Under extremely severe circumstances, a conventional conflict might transpire between Israel and Egypt, even in a limited scope. Egypt is preparing its armed forces for the possibility of a war with Israel. For example, in May of this year, Egypt signed a contract to buy 30 advanced French Rafale fighters. It is meant to improve Egypt’s chances if it has to fight the powerful Israeli Air Force.
In a future conflict between Israel and Egypt, components from previous conflicts between the countries will bear significant weight. After all, the battles will once again take place in the Sinai. Even with all of the changes that have occurred in the past few decades in the Egyptian and Israeli militaries, part of the combat patterns from the 1948-1973 wars will remain relevant, while undergoing adaptation to the present reality. The goal of aerial superiority will remain a central component, and its achievement will make it possible to provide assistance to the various ground and naval forces, such as via bombings, transfer of supplies, and provision of intelligence. Bombings may be very efficient in an exposed expanse such as the Sinai, in which ground units will be vulnerable to attacks from the air, as was proven in 1967.

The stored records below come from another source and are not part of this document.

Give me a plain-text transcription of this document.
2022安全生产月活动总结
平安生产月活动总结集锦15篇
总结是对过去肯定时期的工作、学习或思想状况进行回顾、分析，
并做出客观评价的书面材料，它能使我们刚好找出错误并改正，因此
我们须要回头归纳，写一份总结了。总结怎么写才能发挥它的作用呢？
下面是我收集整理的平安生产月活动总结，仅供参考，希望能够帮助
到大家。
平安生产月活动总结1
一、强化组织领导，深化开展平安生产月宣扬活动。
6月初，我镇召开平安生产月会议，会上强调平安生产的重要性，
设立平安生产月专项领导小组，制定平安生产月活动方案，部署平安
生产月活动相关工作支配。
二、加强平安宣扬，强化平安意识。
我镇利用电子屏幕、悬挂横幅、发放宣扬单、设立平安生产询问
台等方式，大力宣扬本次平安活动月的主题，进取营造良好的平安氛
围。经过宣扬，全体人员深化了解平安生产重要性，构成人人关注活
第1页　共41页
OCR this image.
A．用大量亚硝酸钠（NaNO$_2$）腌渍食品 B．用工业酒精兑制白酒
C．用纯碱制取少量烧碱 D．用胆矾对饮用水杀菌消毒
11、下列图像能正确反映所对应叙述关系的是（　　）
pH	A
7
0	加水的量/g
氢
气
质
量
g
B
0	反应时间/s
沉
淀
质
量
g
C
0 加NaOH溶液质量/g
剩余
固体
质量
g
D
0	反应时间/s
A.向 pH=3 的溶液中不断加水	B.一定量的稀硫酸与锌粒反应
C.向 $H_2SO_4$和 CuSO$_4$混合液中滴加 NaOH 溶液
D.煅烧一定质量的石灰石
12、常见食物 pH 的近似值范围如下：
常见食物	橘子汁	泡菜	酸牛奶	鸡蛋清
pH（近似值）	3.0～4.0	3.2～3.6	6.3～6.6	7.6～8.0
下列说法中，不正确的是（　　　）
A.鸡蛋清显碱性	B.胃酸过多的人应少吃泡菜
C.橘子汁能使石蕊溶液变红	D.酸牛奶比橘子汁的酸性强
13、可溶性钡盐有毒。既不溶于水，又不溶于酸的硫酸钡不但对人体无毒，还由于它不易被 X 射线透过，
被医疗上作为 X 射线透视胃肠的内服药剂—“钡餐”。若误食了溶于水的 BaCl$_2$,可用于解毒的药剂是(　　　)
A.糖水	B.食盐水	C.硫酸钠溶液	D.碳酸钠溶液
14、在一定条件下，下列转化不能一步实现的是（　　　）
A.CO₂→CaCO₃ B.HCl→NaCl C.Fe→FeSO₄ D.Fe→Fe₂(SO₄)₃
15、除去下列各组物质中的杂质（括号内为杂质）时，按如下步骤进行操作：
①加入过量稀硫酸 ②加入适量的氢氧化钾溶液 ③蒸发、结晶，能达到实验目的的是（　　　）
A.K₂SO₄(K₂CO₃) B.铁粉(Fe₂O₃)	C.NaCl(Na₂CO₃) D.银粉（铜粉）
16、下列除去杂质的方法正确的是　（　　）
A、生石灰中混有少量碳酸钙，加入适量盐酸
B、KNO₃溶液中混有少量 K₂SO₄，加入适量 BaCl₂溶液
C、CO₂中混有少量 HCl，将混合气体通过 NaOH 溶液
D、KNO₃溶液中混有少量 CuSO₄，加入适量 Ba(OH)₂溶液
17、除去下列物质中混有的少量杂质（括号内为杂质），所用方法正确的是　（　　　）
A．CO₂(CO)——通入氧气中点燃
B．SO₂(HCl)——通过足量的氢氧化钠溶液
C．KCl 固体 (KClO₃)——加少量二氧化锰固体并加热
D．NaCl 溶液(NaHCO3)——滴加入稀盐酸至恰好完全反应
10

The Egyptian Air Force is rather strong, and possesses over 200 F-16 aircraft. The IDF may also find itself preoccupied with other fronts at the same time, including Iran and Hezbollah, and perhaps even campaigns against Hamas and Syria, which would disrupt its efforts to focus its aerial strength against Egypt.
In light of this, it is possible that neither side will benefit from total air superiority, at least during the first stage of the campaign between Israel and Egypt. Furthermore, the Egyptian antiaircraft capability may disrupt bombings of its forces. It should therefore be taken into consideration that it may not be possible to decide the campaign in Sinai through the sole use of fire from the air, requiring the use of fire from the ground. Thus, a ground campaign could develop with a mutual maneuver.
The variety of challenges faced by the IDF, should a conflict occur only with Egypt, necessitates manpower qualification. Despite the Israeli soldier’s capability to adapt to changing circumstances, it would not be enough, primarily in light of his focus on fighting guerilla warfare and terrorism in recent decades, rather than fighting a conventional military.
All in all, Egypt and Israel have many reasons not to challenge one another on the battlefield. However, a confrontation might occur against the will of one of the countries or perhaps both of them. Therefore, the IDF must be prepared for a potential conflict with Egypt. While preparing for the possibility of combat on other fronts, primarily against Hezbollah, the IDF's conventional combat capability should also be nurtured.